With that as a backdrop, here are six surprisingly common mistakes that can get you fired:
Thinking Too Far Outside the Box
“Know your boundaries,” advised Samantha Hurwitz, author and chief encouragement officer for Flipskills, a leadership-coaching firm based in Toronto. “Don’t suggest ideas that are too creative or risky if your boss is looking for incremental change… Otherwise, he may think that you don’t understand the organization’s goals or that you’re too much of a risk-taker.”
Lesson: Think outside the box—but stay aware of the box’s edges.
Throwing Your Teammates Under the Bus
Your pet project came in way over budget but it wasn’t your fault. Your instinct for self-preservation kicks in as you rush into your boss’s office and demand that he release the programmers who can’t write tight, error-free code. To your surprise, he gives you the axe instead.
Lesson: Never point fingers. Briefly outline the issues without laying blame or naming names, before quickly switching gears to offer solutions. As Henry Ford advised: “Don’t find fault, find a remedy.”
Lack of ‘Offensive’ Communication
You think you’re a rock star because you spend 10 hours a day in your cubicle crunching code. Unfortunately, the director has no idea what you’re up to, and when the department’s budget is slashed, you’re the first one to go.
Lesson: “Don’t make your boss come to you,” Samantha Hurwitz said. “Take the initiative to volunteer information. Make sure everyone up the ladder is aware of your activities and accomplishments.”
Playing Devil’s Advocate
You tend to view your boss’s ideas with a critical eye and you’re quick to point out why his or her solutions won’t work. “Over time, your boss won’t want you around because he’ll come to view you as a blocker of change,” said Marc Hurwitz, author and chief insight officer of Flipskills.
Lesson: Leaders claim they like “having a devil’s advocate on the team,” Hurwitz added, “but research shows that they prefer supportive people who try to make their ideas work.”
Network admins and security pros are well aware that leaking juicy tidbits of information gleaned from company emails can lead to termination. But what if you accidentally open a confidential executive memo or folder that you’re not authorized to view? Should you keep your mouth shut or come clean?

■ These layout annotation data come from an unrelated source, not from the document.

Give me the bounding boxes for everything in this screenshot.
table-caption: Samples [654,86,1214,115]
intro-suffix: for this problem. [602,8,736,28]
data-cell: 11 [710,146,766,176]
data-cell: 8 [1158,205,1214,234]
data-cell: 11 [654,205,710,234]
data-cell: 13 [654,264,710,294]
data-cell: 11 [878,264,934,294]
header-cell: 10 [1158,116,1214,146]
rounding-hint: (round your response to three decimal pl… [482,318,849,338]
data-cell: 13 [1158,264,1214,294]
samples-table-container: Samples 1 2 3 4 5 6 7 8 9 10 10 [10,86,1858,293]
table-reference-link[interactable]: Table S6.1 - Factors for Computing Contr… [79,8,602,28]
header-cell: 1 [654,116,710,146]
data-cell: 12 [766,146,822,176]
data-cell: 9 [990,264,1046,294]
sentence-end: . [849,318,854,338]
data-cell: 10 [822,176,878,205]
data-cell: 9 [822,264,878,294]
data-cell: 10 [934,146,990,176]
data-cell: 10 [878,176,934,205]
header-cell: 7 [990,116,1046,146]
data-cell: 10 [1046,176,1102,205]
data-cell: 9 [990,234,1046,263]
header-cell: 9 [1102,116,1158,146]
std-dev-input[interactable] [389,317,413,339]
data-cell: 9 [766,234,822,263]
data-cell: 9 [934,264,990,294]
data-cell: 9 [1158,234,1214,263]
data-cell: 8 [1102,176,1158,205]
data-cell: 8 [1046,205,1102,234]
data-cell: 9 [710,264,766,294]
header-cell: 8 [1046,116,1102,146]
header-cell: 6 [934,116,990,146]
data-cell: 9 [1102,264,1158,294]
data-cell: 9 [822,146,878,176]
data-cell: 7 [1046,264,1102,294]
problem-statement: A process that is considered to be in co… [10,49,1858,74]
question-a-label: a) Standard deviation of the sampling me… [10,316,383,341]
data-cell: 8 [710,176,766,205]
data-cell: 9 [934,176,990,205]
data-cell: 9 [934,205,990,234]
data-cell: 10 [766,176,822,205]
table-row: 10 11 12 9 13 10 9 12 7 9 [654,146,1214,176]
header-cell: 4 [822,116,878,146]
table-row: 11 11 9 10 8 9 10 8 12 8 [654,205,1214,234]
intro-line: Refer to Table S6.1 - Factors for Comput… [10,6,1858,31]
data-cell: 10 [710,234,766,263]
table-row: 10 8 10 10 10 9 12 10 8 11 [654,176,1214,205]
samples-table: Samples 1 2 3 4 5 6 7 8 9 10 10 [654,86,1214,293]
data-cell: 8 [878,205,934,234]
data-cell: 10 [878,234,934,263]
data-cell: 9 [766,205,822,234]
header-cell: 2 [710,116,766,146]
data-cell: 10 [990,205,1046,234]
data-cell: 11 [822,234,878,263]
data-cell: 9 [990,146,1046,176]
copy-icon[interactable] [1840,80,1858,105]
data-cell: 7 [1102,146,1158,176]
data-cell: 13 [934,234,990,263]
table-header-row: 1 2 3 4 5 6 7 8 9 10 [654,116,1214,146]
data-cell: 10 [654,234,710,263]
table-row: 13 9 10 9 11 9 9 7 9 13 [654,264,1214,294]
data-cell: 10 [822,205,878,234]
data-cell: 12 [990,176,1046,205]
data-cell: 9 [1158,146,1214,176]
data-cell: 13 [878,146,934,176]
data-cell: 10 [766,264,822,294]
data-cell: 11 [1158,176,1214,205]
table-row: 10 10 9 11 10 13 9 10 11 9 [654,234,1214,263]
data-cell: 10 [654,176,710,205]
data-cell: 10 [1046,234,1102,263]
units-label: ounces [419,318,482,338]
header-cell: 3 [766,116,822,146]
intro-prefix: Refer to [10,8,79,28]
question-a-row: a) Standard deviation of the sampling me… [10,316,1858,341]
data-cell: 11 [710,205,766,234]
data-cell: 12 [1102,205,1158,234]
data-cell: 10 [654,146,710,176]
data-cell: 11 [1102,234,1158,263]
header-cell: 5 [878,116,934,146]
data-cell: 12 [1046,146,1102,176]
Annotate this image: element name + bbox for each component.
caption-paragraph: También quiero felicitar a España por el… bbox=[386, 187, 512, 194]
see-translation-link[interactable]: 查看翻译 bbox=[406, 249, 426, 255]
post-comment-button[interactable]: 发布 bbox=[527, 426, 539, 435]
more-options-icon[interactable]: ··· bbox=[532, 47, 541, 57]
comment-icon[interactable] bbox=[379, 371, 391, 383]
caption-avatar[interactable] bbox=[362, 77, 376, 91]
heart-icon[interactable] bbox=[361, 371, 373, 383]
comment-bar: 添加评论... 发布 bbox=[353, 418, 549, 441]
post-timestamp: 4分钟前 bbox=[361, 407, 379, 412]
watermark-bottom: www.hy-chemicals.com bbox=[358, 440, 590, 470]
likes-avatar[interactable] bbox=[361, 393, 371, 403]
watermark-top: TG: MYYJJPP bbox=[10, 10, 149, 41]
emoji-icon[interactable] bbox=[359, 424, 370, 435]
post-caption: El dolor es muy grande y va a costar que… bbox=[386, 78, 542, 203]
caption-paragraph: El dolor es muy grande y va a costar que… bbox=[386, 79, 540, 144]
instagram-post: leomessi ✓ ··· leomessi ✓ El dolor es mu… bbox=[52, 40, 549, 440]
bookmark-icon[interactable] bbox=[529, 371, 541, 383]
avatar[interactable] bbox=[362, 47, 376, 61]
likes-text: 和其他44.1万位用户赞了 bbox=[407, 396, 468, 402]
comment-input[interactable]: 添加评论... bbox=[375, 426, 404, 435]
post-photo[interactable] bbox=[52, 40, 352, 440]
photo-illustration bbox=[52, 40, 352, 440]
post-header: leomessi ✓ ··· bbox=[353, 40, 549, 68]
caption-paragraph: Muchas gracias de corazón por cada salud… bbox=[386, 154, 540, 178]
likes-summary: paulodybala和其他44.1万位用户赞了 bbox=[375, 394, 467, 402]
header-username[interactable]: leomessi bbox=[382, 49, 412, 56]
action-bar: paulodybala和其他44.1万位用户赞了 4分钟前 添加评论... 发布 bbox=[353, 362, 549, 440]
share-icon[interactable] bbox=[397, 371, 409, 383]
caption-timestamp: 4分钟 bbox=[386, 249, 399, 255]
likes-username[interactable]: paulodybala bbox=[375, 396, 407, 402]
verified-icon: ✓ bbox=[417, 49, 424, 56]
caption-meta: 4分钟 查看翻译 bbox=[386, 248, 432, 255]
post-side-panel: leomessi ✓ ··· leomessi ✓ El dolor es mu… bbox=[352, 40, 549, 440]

“Even if it’s an innocent mistake, you should tell your boss about it,” said Nicole Williams, CEO and founder of WORKS, a career-coaching firm based in New York City. “If the information in that memo gets out or your mistake is uncovered during an audit, you could be fired.”
Lesson: As the saying goes: It’s not the crime, it’s the cover-up that gets you.
Getting Too Chummy With Customers
So you’ve bonded with a few key stakeholders; sometimes you even talk business over lunch or drinks. Your close association leads to informal email exchanges, text messages and the sharing of inside jokes. But you might get the boot if a co-worker sees your messages and files a complaint.
Lesson: Engaging in casual communications that are overheard or viewed by others can be problematic. You never know who could be lurking around the corner, so always maintain a professional demeanor when you interact with clients, teammates or managers. And never send emails or text messages during Happy Hour.